If $A = \begin{bmatrix} a & b \\ c & d \end{bmatrix}$ is a 2x2 matrix such that $A = \begin{bmatrix} 1 & -1 \\ 2 & -1 \end{bmatrix}$ and $A^2 = \begin{bmatrix} 1 & -1 \\ -1 & 0 \end{bmatrix}$ . Then the value of a + 2b + c + d is

Answer 1

Solution

The problem asks for the value of the expression $a + 2b + c + d$ , given a 2x2 matrix $A = \begin{bmatrix} a & b \\ c & d \end{bmatrix}$ .

The problem provides two pieces of information about matrix A:

$A = \begin{bmatrix} 1 & -1 \\ 2 & -1 \end{bmatrix}$
$A^2 = \begin{bmatrix} 1 & -1 \\ -1 & 0 \end{bmatrix}$

From the first piece of information, where $A$ is explicitly defined, we can directly determine the values of $a, b, c,$ and $d$ by comparing the elements of the given matrix with the general form $\begin{bmatrix} a & b \\ c & d \end{bmatrix}$ :

$a = 1$

$b = -1$

$c = 2$

$d = -1$

Now, let's evaluate the expression $a + 2b + c + d$ using these values:

$a + 2b + c + d = 1 + 2(-1) + 2 + (-1)$

$= 1 - 2 + 2 - 1$

$= (1 + 2) - (2 + 1)$

$= 3 - 3$

$= 0$

Note on the contradictory information:

The second piece of information, $A^2 = \begin{bmatrix} 1 & -1 \\ -1 & 0 \end{bmatrix}$ , appears to be contradictory to the first definition of $A$ . Let's verify $A^2$ using the values of $A$ from the first definition:

$A = \begin{bmatrix} 1 & -1 \\ 2 & -1 \end{bmatrix}$

$A^2 = A \cdot A = \begin{bmatrix} 1 & -1 \\ 2 & -1 \end{bmatrix} \begin{bmatrix} 1 & -1 \\ 2 & -1 \end{bmatrix}$

$A^2 = \begin{bmatrix} (1)(1) + (-1)(2) & (1)(-1) + (-1)(-1) \\ (2)(1) + (-1)(2) & (2)(-1) + (-1)(-1) \end{bmatrix}$

$A^2 = \begin{bmatrix} 1 - 2 & -1 + 1 \\ 2 - 2 & -2 + 1 \end{bmatrix}$

$A^2 = \begin{bmatrix} -1 & 0 \\ 0 & -1 \end{bmatrix}$

This calculated $A^2$ is $\begin{bmatrix} -1 & 0 \\ 0 & -1 \end{bmatrix}$ , which is not equal to the given $A^2 = \begin{bmatrix} 1 & -1 \\ -1 & 0 \end{bmatrix}$ .

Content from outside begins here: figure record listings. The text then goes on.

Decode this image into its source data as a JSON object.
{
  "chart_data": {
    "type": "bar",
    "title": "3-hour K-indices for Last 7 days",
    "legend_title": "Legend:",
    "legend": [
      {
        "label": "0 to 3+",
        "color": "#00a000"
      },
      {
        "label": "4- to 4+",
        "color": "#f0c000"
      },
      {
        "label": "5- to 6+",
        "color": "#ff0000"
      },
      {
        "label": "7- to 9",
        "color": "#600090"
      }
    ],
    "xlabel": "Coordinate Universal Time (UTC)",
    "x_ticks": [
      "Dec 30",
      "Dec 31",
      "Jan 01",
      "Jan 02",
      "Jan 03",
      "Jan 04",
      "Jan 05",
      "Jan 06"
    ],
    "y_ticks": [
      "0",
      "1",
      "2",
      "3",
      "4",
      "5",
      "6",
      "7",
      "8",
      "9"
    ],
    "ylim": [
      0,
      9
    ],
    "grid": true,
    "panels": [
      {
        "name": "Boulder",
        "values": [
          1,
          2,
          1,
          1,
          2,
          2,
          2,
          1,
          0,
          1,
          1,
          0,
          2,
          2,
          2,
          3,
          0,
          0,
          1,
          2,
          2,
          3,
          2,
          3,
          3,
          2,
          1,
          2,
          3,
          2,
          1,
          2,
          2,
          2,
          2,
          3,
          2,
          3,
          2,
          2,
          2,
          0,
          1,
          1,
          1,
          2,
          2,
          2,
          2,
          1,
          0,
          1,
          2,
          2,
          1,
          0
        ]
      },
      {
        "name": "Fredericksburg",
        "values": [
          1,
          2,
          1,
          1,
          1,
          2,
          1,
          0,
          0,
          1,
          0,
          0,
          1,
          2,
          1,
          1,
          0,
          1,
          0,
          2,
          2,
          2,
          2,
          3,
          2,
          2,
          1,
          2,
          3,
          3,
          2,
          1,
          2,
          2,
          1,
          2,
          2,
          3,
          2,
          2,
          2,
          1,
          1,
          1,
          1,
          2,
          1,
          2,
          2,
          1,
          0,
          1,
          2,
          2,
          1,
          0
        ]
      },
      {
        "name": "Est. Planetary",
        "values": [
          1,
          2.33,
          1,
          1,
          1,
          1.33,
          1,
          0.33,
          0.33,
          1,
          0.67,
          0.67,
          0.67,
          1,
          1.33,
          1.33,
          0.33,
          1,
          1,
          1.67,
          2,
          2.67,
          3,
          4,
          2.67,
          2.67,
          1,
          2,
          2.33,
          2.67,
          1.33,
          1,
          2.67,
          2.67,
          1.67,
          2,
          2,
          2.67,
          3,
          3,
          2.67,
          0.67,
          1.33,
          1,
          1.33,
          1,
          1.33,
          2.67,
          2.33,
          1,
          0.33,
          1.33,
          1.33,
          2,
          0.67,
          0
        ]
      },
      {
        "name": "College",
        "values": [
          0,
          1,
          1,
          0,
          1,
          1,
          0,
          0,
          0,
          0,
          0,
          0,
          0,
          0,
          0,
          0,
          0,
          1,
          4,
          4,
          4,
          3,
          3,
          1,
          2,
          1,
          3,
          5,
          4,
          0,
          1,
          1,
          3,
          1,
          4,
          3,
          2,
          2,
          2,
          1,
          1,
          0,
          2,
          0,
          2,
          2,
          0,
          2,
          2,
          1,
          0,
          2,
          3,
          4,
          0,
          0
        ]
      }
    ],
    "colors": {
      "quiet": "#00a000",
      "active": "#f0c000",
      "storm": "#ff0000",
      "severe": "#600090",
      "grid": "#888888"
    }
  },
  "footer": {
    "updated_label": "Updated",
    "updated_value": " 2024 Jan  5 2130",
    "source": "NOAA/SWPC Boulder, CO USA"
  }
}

In such cases, when a variable is explicitly defined, that definition takes precedence. The additional, contradictory information is usually a distractor or an error in the question's premise. Therefore, we rely on the direct definition of $A$ to find $a, b, c, d$ .